A fraternidade é vermelha
Cláudio Pimentel
O que seria da lingerie se o vermelho fosse banido? Ou do trânsito sem os semáforos? Chapeuzinho sucumbiria aos dentes do Lobo mau? O climão, no paraíso, entre Adão e Eva rolaria sem a maçã? E o sangue em nossas veias, ficaria branco como o da barata? O que seria da vida sem a sua cor mais viva? Uma desgraceira. Lembra da “legião de imbecis” do filósofo Umberto Eco? A facção brasileira inundou as redes sociais, nos últimos dias, para repudiar uma possível camisa vermelha no uniforme da seleção brasileira. Um canal de TV promoveu até um debate sobre o tema. Fiquei rubro.
O vermelho tem história. É anterior à humanidade. Chegou à Via Láctea no rabo do cometa em busca de um caminho para orbitar o Sol, que, há bilhões de anos, explodiu planetas tal qual uma gata parindo. Pareciam naves em chamas. Um deles virou o nosso planeta azul. Internamente, porém, do lado de baixo do Equador, se deu o contrário. Os portugueses chegaram num enxame de naus e logo se percebeu que o novo mundo ardia, devido ao urucum que pintava seus indígenas e ao Pau Brasil que incandescia suas matas. O vermelho não integrar a alma do país é uma falha.
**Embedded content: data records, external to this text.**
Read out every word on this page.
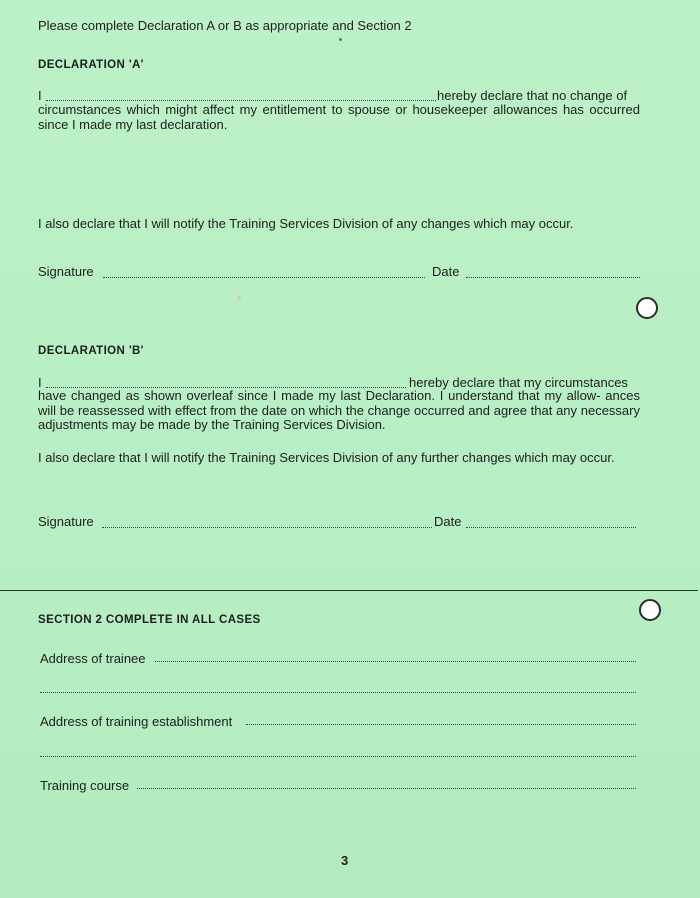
Please complete Declaration A or B as appropriate and Section 2
DECLARATION 'A'
I	hereby declare that no change of
circumstances which might affect my entitlement to spouse or housekeeper allowances has occurred since I made my last declaration.
I also declare that I will notify the Training Services Division of any changes which may occur.
Signature	Date
DECLARATION 'B'
I	hereby declare that my circumstances
have changed as shown overleaf since I made my last Declaration. I understand that my allow- ances will be reassessed with effect from the date on which the change occurred and agree that any necessary adjustments may be made by the Training Services Division.
I also declare that I will notify the Training Services Division of any further changes which may occur.
Signature	Date
SECTION 2 COMPLETE IN ALL CASES
Address of trainee
Address of training establishment
Training course
3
Afinal, brasil é o sinônimo irado da cor.
Nos anos 1970, os uniformes de dois times chamavam a minha atenção: o do América, do Rio, e o do Internacional, gaúcho. Ambos vermelho e branco. A combinação era simples, direta, dando um visual limpo aos jogadores, que sempre se destacavam na refrega em campo. Os números às costas, em branco, facilitam a identificação de jogadores. Os dois tinham camisas vermelhas e calções e meiões brancos. Apesar da ditadura, os extremistas não acusavam os dois de serem comunistas. A seleção inglesa também usava o alvirrubro assim. O vermelho e o branco cairiam muito bem no Brasil. É uma opção elegante para determinados jogos. Um exemplo de modernidade e juventude. Alemanha e Itália usam a tática há anos.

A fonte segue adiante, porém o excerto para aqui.